481 Pa. at 72, 391 A.2d at 1321.
With the procedure for filling vacancies clearly set forth in the contract, along with a grievance and arbitration mechanism for resolution of disputes arising from the terms of the agreement, we must follow the rationale of Pittsburgh Joint Collective Bargaining Committee that the city cannot refuse to abide by provisions for arbitration which were the result of good faith bargaining where to do so "would invite discord and distrust and create an atmosphere wherein a harmonious relationship would virtually be impossible to maintain." 481 Pa. at 74, 391 A.2d at 1322.
Thus here, as in other state and municipal employment relation situations, the aggrieved employee may elect the civil service remedy or the collective bargaining remedy.
[ 67 Pa. Commw. Page 289]
Absent specific contract language limiting review of job application determinations to the Civil Service Commission, we must hold that the arbitrator's decision to assume jurisdiction was rationally "derived from the collective bargaining agreement, viewed in light of its language, its context and any other indicia of the parties' intention." West Jefferson Hills School District v. Jefferson Federation of Teachers, 61 Pa. Commonwealth Ct. 374, 433 A.2d 643, 645 (1981) citing Port Authority of Allegheny County v. Amalgamated Transit Union, 492 Pa. 494, 497, 424 A.2d 1299, 1300 (1981). The state Supreme Court has reaffirmed the policy of broad judicial deference to an arbitrator's determination regarding the arbitrability of the subject matter of a grievance in Scranton Federation of Teachers, Local 11147, AFT v. Scranton School District (No. 413 January Term, 1979, filed April 19, 1982).
The city's assertion that the arbitrator had no contractual authority to review the ineligibility determination because that decision had not been re-examined by the Commission on appeal, and was therefore not final, is just an alternate statement of its argument that the civil service appeal process is the proper forum for relief, whether as a substitute for the arbitral process, or as a prerequisite to it.

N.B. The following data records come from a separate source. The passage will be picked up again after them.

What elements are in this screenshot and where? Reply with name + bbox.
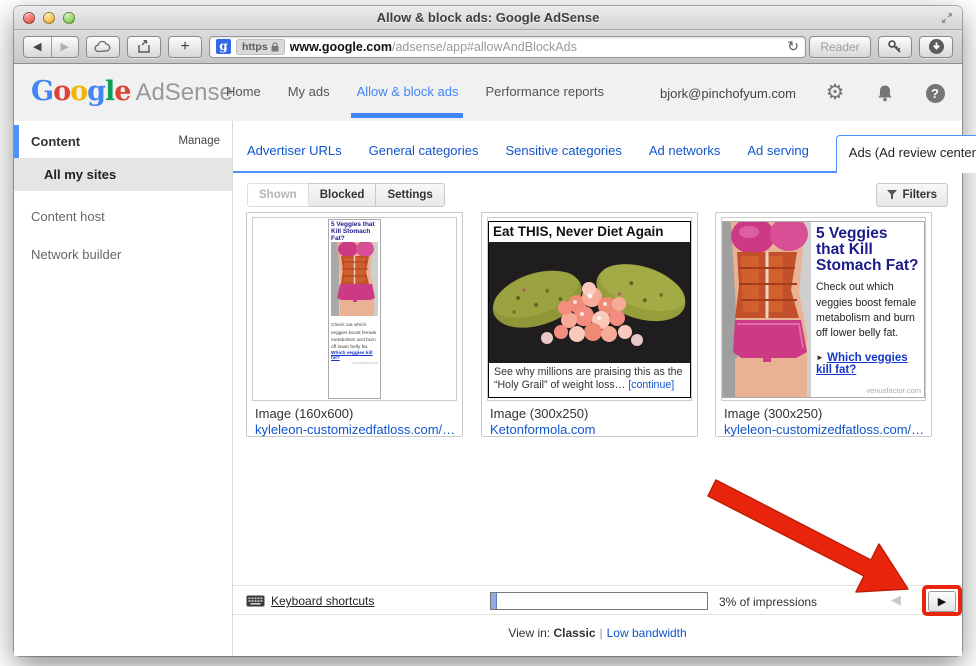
- sidebar-item-content-host[interactable]: Content host: [31, 209, 105, 224]
- tab-general-categories[interactable]: General categories: [369, 143, 479, 171]
- adsense-wordmark: AdSense: [135, 79, 232, 106]
- view-toggle-group: Shown Blocked Settings: [247, 183, 445, 207]
- tab-advertiser-urls[interactable]: Advertiser URLs: [247, 143, 342, 171]
- filters-button[interactable]: Filters: [876, 183, 948, 207]
- bullet-arrow-icon: ►: [816, 353, 824, 362]
- url-path: /adsense/app#allowAndBlockAds: [392, 40, 577, 54]
- nav-allow-block-ads[interactable]: Allow & block ads: [357, 84, 459, 99]
- low-bandwidth-link[interactable]: Low bandwidth: [607, 626, 687, 640]
- reload-button[interactable]: ↻: [787, 38, 799, 55]
- ad-creative-160x600: 5 Veggies that Kill Stomach Fat?: [328, 219, 381, 399]
- ad-body-text: See why millions are praising this as th…: [489, 363, 690, 396]
- prev-page-button[interactable]: ◀: [891, 592, 901, 608]
- new-tab-button[interactable]: +: [168, 36, 202, 58]
- fruit-image: [489, 242, 690, 364]
- site-favicon: g: [216, 39, 231, 54]
- ad-size-label: Image (300x250): [724, 406, 822, 421]
- password-manager-button[interactable]: [878, 36, 912, 58]
- manage-link[interactable]: Manage: [178, 135, 220, 147]
- fullscreen-icon[interactable]: [940, 11, 954, 25]
- sidebar-item-all-my-sites[interactable]: All my sites: [14, 158, 232, 191]
- impressions-progress-bar: [490, 592, 708, 610]
- forward-button[interactable]: ▶: [52, 37, 79, 57]
- ad-size-label: Image (300x250): [490, 406, 588, 421]
- share-button[interactable]: [127, 36, 161, 58]
- view-classic-label: Classic: [553, 626, 595, 640]
- back-button[interactable]: ◀: [24, 37, 52, 57]
- plus-icon: +: [180, 38, 189, 56]
- browser-toolbar: ◀ ▶ + g https www.g: [14, 30, 962, 64]
- filter-funnel-icon: [887, 190, 897, 200]
- downloads-button[interactable]: [919, 36, 953, 58]
- ad-thumbnail[interactable]: 5 Veggies that Kill Stomach Fat?: [252, 217, 457, 401]
- shown-button[interactable]: Shown: [247, 183, 309, 207]
- active-nav-underline: [351, 113, 463, 118]
- ad-watermark: venusfactor.com: [866, 386, 921, 395]
- sidebar-item-network-builder[interactable]: Network builder: [31, 247, 121, 262]
- torso-illustration: [331, 242, 378, 316]
- keyboard-icon: [246, 595, 265, 607]
- tab-sensitive-categories[interactable]: Sensitive categories: [505, 143, 621, 171]
- settings-button[interactable]: Settings: [375, 183, 444, 207]
- download-icon: [928, 38, 945, 55]
- blocked-button[interactable]: Blocked: [308, 183, 377, 207]
- subtab-row: Shown Blocked Settings Filters: [247, 183, 948, 207]
- account-email: bjork@pinchofyum.com: [660, 86, 796, 101]
- primary-nav: Home My ads Allow & block ads Performanc…: [226, 84, 604, 99]
- nav-performance-reports[interactable]: Performance reports: [485, 84, 604, 99]
- torso-illustration: [723, 222, 811, 398]
- sidebar-content-label: Content: [31, 134, 80, 149]
- ad-card[interactable]: 5 Veggies that Kill Stomach Fat?: [246, 212, 463, 437]
- impressions-label: 3% of impressions: [719, 595, 817, 609]
- help-icon[interactable]: ?: [924, 82, 946, 104]
- ad-url-link[interactable]: kyleleon-customizedfatloss.com/…: [255, 422, 455, 437]
- cloud-icon: [94, 41, 112, 53]
- address-bar[interactable]: g https www.google.com/adsense/app#allow…: [209, 36, 806, 58]
- titlebar[interactable]: Allow & block ads: Google AdSense: [14, 6, 962, 30]
- ad-thumbnail[interactable]: 5 Veggies that Kill Stomach Fat? Check o…: [721, 217, 926, 401]
- url-domain: www.google.com: [290, 40, 392, 54]
- tab-bar: Advertiser URLs General categories Sensi…: [233, 133, 962, 173]
- adsense-header: GoogleAdSense Home My ads Allow & block …: [14, 64, 962, 121]
- nav-home[interactable]: Home: [226, 84, 261, 99]
- https-badge: https: [236, 39, 285, 55]
- keyboard-shortcuts-link[interactable]: Keyboard shortcuts: [271, 594, 374, 608]
- ad-cta-link: Which veggies kill fat?: [816, 352, 908, 376]
- tab-ad-networks[interactable]: Ad networks: [649, 143, 721, 171]
- next-page-button[interactable]: ▶: [928, 591, 956, 612]
- sidebar-section-content: Content Manage: [14, 125, 232, 158]
- main-content: Advertiser URLs General categories Sensi…: [232, 121, 962, 656]
- key-icon: [887, 39, 903, 55]
- browser-window: Allow & block ads: Google AdSense ◀ ▶ + …: [14, 6, 962, 656]
- ad-url-link[interactable]: Ketonformola.com: [490, 422, 596, 437]
- status-bar: Keyboard shortcuts 3% of impressions ◀ ▶: [233, 585, 962, 615]
- tab-ad-serving[interactable]: Ad serving: [747, 143, 808, 171]
- reader-button[interactable]: Reader: [809, 36, 871, 58]
- ad-creative-300x250: 5 Veggies that Kill Stomach Fat? Check o…: [722, 221, 925, 398]
- url-text[interactable]: www.google.com/adsense/app#allowAndBlock…: [290, 40, 783, 54]
- icloud-tabs-button[interactable]: [86, 36, 120, 58]
- notifications-bell-icon[interactable]: [874, 82, 896, 104]
- ad-card[interactable]: 5 Veggies that Kill Stomach Fat? Check o…: [715, 212, 932, 437]
- ad-url-link[interactable]: kyleleon-customizedfatloss.com/…: [724, 422, 924, 437]
- settings-gear-icon[interactable]: ⚙: [824, 82, 846, 104]
- share-icon: [137, 40, 151, 54]
- view-footer: View in: Classic|Low bandwidth: [233, 626, 962, 640]
- https-label: https: [242, 41, 268, 53]
- impressions-progress-fill: [491, 593, 497, 609]
- nav-my-ads[interactable]: My ads: [288, 84, 330, 99]
- active-section-indicator: [14, 125, 19, 158]
- ad-size-label: Image (160x600): [255, 406, 353, 421]
- google-adsense-logo: GoogleAdSense: [31, 76, 233, 107]
- continue-link: [continue]: [628, 379, 674, 391]
- ad-card[interactable]: Eat THIS, Never Diet Again: [481, 212, 698, 437]
- sidebar: Content Manage All my sites Content host…: [14, 121, 232, 656]
- lock-icon: [271, 42, 279, 52]
- ad-creative-300x250: Eat THIS, Never Diet Again: [488, 221, 691, 398]
- ad-thumbnail[interactable]: Eat THIS, Never Diet Again: [487, 217, 692, 401]
- tab-ads-ad-review-center[interactable]: Ads (Ad review center): [836, 135, 976, 173]
- account-area: bjork@pinchofyum.com ⚙ ?: [660, 82, 946, 104]
- history-nav-group: ◀ ▶: [23, 36, 79, 58]
- window-title: Allow & block ads: Google AdSense: [14, 10, 962, 25]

Finding no error in the arbitrator's conclusion that the job qualification and application dispute was a proper subject of arbitration under the contract, we are precluded from further inquiry into the validity of his subsequent interpretation of its terms. Leechburg Area School District v. Dale, 492 Pa. 515, 424 A.2d 1309 (1981), Port Authority of Allegheny County.
Accordingly, we affirm the order of the common pleas court.
[ 67 Pa. Commw. Page 290]
Now, June 30, 1982, the order of the Court of Common Pleas of Allegheny County, dated July 16, 1981, No. SA 376 of 1981, is affirmed.